The barrels were around 50 litres and looked like the barrels industrial cleaning chemicals came in (I’m sure it was all perfectly sanitary). And this is really where the beer bottle capper became necessary – the wine had to be sucked through a tube and then into a DA bottle on a non-liquor-making Sunday, just as God intended.
In later years, when I visited my olds they would give me bottles of Black Charlie which I enjoyed taking to parties in Newtown just to see people’s reactions to its taste. You either loved it or hated it. It’s what wine must have tasted like in the days of ancient Rome when it was drunk in lieu of the filthy water, and when there were no such things as preservatives, chemical flavourings and health regulations regarding feet. It was basically old grape juice, and that’s pretty much what it tasted like, but you could feel the devil alcohol dancing underneath.

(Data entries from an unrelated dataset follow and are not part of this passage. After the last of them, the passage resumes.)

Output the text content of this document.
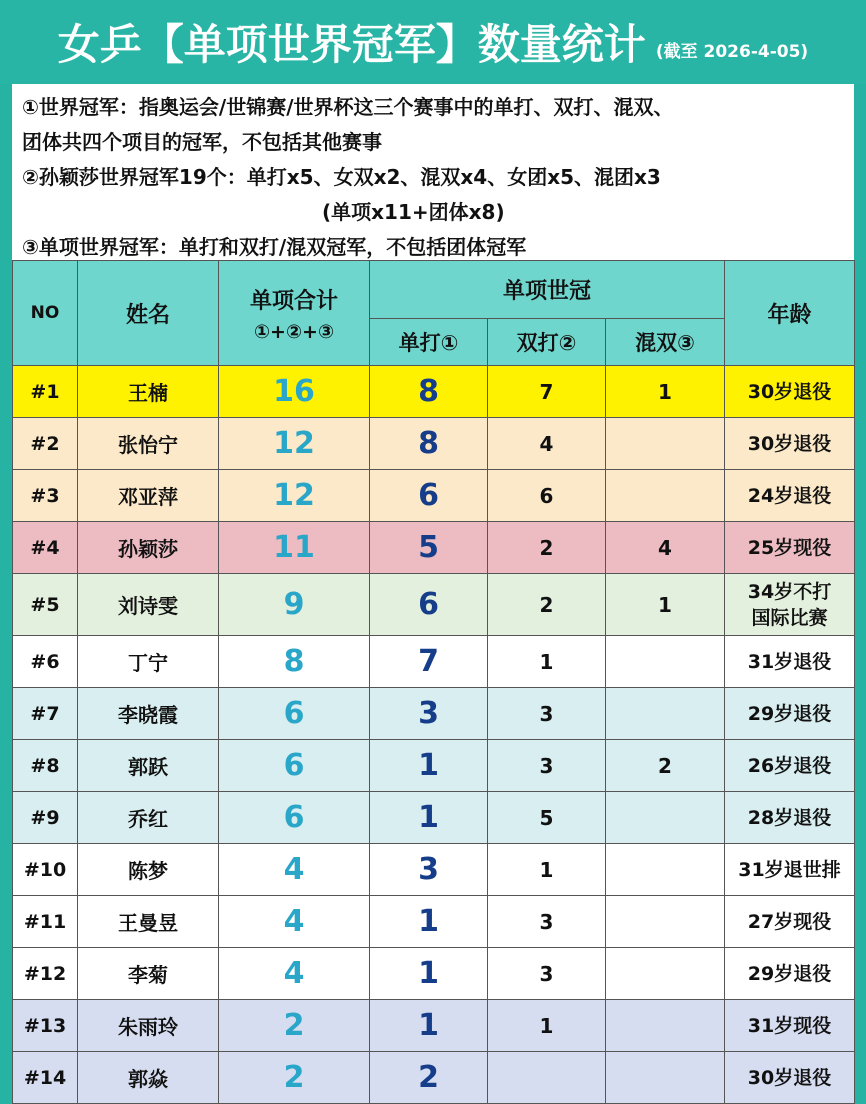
女乒【单项世界冠军】数量统计 (截至 2026-4-05)
①世界冠军：指奥运会/世锦赛/世界杯这三个赛事中的单打、双打、混双、
团体共四个项目的冠军，不包括其他赛事
②孙颖莎世界冠军19个：单打x5、女双x2、混双x4、女团x5、混团x3
(单项x11+团体x8)
③单项世界冠军：单打和双打/混双冠军，不包括团体冠军
NO	姓名	单项合计
①+②+③	单项世冠			年龄
			单打①	双打②	混双③	
#1	王楠	16	8	7	1	30岁退役

#2	张怡宁	12	8	4		30岁退役

#3	邓亚萍	12	6	6		24岁退役

#4	孙颖莎	11	5	2	4	25岁现役

#5	刘诗雯	9	6	2	1	34岁不打
国际比赛

#6	丁宁	8	7	1		31岁退役

#7	李晓霞	6	3	3		29岁退役

#8	郭跃	6	1	3	2	26岁退役

#9	乔红	6	1	5		28岁退役

#10	陈梦	4	3	1		31岁退世排

#11	王曼昱	4	1	3		27岁现役

#12	李菊	4	1	3		29岁退役

#13	朱雨玲	2	1	1		31岁现役

#14	郭焱	2	2			30岁退役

People still ask me at parties when I can get another bottle of Black Charlie or my dad’s limoncello. They say they never tasted anything like it before or since. I think they mean it as a compliment, but sadly Black Charlie has gone to the great vineyard in the sky. Dad’s still alive but his Holden Belmont was sold a few years ago as his days of driving and cooking liquors are behind him. The car was in great nick, having been garaged for most of its 40-odd years. I’m sure it was the only Belmont sold with its radio-compartment still sealed, the faint echo of a politically-incorrect tarantella forever echoing through the seats.